Consulting in the Smart City: Lessons from Sidewalk Toronto
Smart city projects are rapidly becoming a dominant part of the worldwide urban agenda, including in Toronto, where Sidewalk Labs and Waterfront Toronto have launched Sidewalk Toronto, an initiative to develop the waterfront Quayside neighbourhood as a smart city. Smart city projects like Sidewalk Toronto promise to improve order, efficiency, safety, sustainability, and inclusivity in urban life through data-driven decision-making and the integration of new technologies with infrastructure and services. They also often see cities as “living labs” where information can be gathered on how people operate in urban environments and where new solutions can be tested.
At the same time, these projects can often be complex and hard for the general public to understand. Sidewalk Toronto in particular has brought up questions about how best to incorporate civic engagement and public consultation into the development of smart cities.

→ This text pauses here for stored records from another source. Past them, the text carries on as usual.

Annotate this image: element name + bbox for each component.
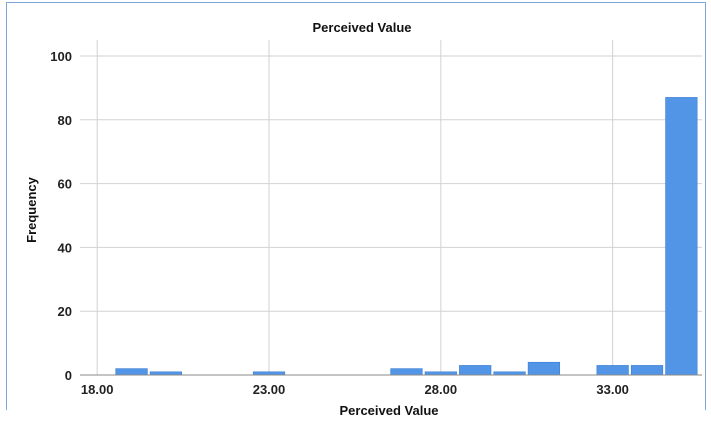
grid-lines <box>80 40 702 375</box>
histogram-bar <box>115 368 148 376</box>
y-tick-label: 60 <box>58 177 72 192</box>
histogram-bar <box>596 365 629 376</box>
histogram-bar <box>665 97 698 376</box>
bars <box>115 97 698 376</box>
y-tick-labels: 0 20 40 60 80 100 <box>50 49 72 383</box>
y-tick-label: 40 <box>58 240 72 255</box>
histogram-bar <box>630 365 664 376</box>
x-tick-labels: 18.00 23.00 28.00 33.00 <box>81 382 629 397</box>
histogram-bar <box>527 361 561 376</box>
chart-title: Perceived Value <box>312 20 411 35</box>
x-axis-title: Perceived Value <box>339 403 438 418</box>
y-axis-title: Frequency <box>24 176 39 243</box>
y-tick-label: 100 <box>50 49 72 64</box>
histogram-bar <box>459 365 492 376</box>
chart-frame <box>6 2 706 410</box>
x-tick-label: 23.00 <box>253 382 286 397</box>
x-tick-label: 28.00 <box>425 382 458 397</box>
y-tick-label: 80 <box>58 113 72 128</box>
y-tick-label: 20 <box>58 304 72 319</box>
y-tick-label: 0 <box>65 368 72 383</box>
x-tick-label: 18.00 <box>81 382 114 397</box>
histogram-bar <box>390 368 423 376</box>
x-tick-label: 33.00 <box>596 382 629 397</box>
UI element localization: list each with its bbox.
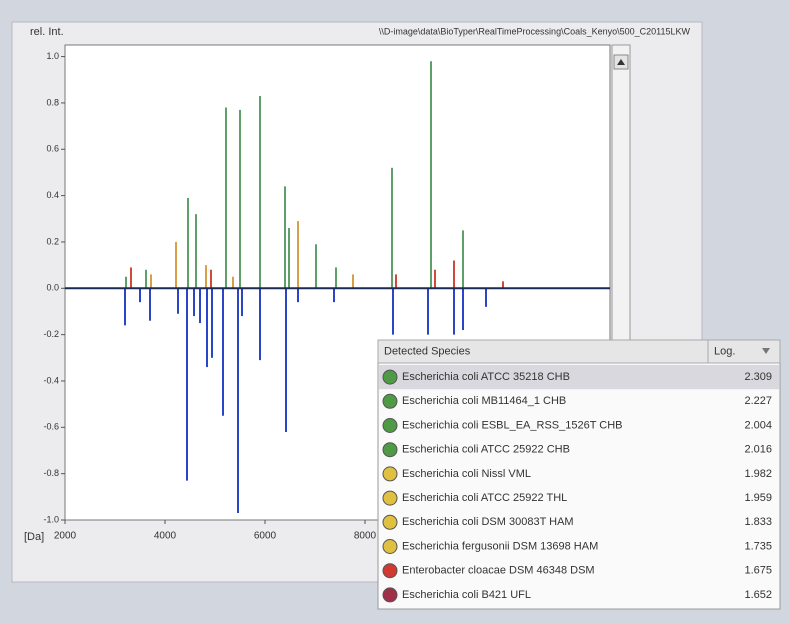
x-tick-label: 6000 (254, 531, 277, 542)
result-icon (383, 467, 397, 481)
y-axis-label: rel. Int. (30, 26, 64, 38)
log-score: 2.004 (744, 419, 772, 431)
log-score: 1.833 (744, 516, 772, 528)
x-tick-label: 4000 (154, 531, 177, 542)
result-icon (383, 515, 397, 529)
y-tick-label: 0.8 (46, 97, 59, 107)
y-tick-label: -0.6 (43, 422, 59, 432)
log-score: 1.652 (744, 589, 772, 601)
page: rel. Int. \\D-image\data\BioTyper\RealTi… (0, 0, 790, 624)
result-icon (383, 588, 397, 602)
species-table: Detected Species Log. Escherichia coli ATC… (378, 340, 780, 609)
y-tick-label: -0.4 (43, 375, 59, 385)
log-score: 1.735 (744, 540, 772, 552)
y-tick-label: 1.0 (46, 51, 59, 61)
species-name[interactable]: Escherichia coli ATCC 35218 CHB (402, 371, 570, 383)
species-name[interactable]: Escherichia coli ATCC 25922 CHB (402, 444, 570, 456)
result-icon (383, 491, 397, 505)
result-icon (383, 370, 397, 384)
header-cell: Detected Species (384, 345, 471, 357)
y-tick-label: -0.2 (43, 329, 59, 339)
species-name[interactable]: Escherichia coli DSM 30083T HAM (402, 516, 574, 528)
log-score: 2.309 (744, 371, 772, 383)
species-name[interactable]: Escherichia coli B421 UFL (402, 589, 531, 601)
y-tick-label: 0.6 (46, 144, 59, 154)
species-name[interactable]: Escherichia fergusonii DSM 13698 HAM (402, 540, 598, 552)
y-tick-label: -0.8 (43, 468, 59, 478)
x-tick-label: 8000 (354, 531, 377, 542)
y-tick-label: 0.4 (46, 190, 59, 200)
result-icon (383, 394, 397, 408)
log-score: 2.227 (744, 395, 772, 407)
y-tick-label: 0.2 (46, 236, 59, 246)
species-name[interactable]: Escherichia coli ATCC 25922 THL (402, 492, 567, 504)
screen: rel. Int. \\D-image\data\BioTyper\RealTi… (0, 0, 790, 624)
y-tick-label: -1.0 (43, 514, 59, 524)
result-icon (383, 564, 397, 578)
result-icon (383, 540, 397, 554)
log-score: 1.959 (744, 492, 772, 504)
species-name[interactable]: Escherichia coli Nissl VML (402, 468, 531, 480)
log-score: 1.675 (744, 565, 772, 577)
x-tick-label: 2000 (54, 531, 77, 542)
file-path: \\D-image\data\BioTyper\RealTimeProcessi… (379, 26, 691, 36)
log-score: 1.982 (744, 468, 772, 480)
log-score: 2.016 (744, 444, 772, 456)
species-name[interactable]: Escherichia coli MB11464_1 CHB (402, 395, 566, 407)
header-cell[interactable]: Log. (714, 345, 735, 357)
y-tick-label: 0.0 (46, 283, 59, 293)
x-axis-label: [Da] (24, 531, 44, 543)
result-icon (383, 419, 397, 433)
species-name[interactable]: Enterobacter cloacae DSM 46348 DSM (402, 565, 595, 577)
species-name[interactable]: Escherichia coli ESBL_EA_RSS_1526T CHB (402, 419, 623, 431)
result-icon (383, 443, 397, 457)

Using findings from media and policy analysis, participant observation, and interviews, this presentation explores the Sidewalk Toronto consultation processes. The presentation focuses on a number of key questions, including: How has the Sidewalk Toronto consultation approach differed from processes followed by Waterfront Toronto and the City of Toronto? How are other smart cities and broader international trends – including the growth of the platform economy, globalization, and the privatization of public space and services – informing the Sidewalk Toronto process? What is necessary to engage the public meaningfully in smart city projects? These questions are contextualized within the development history of Waterfront Toronto.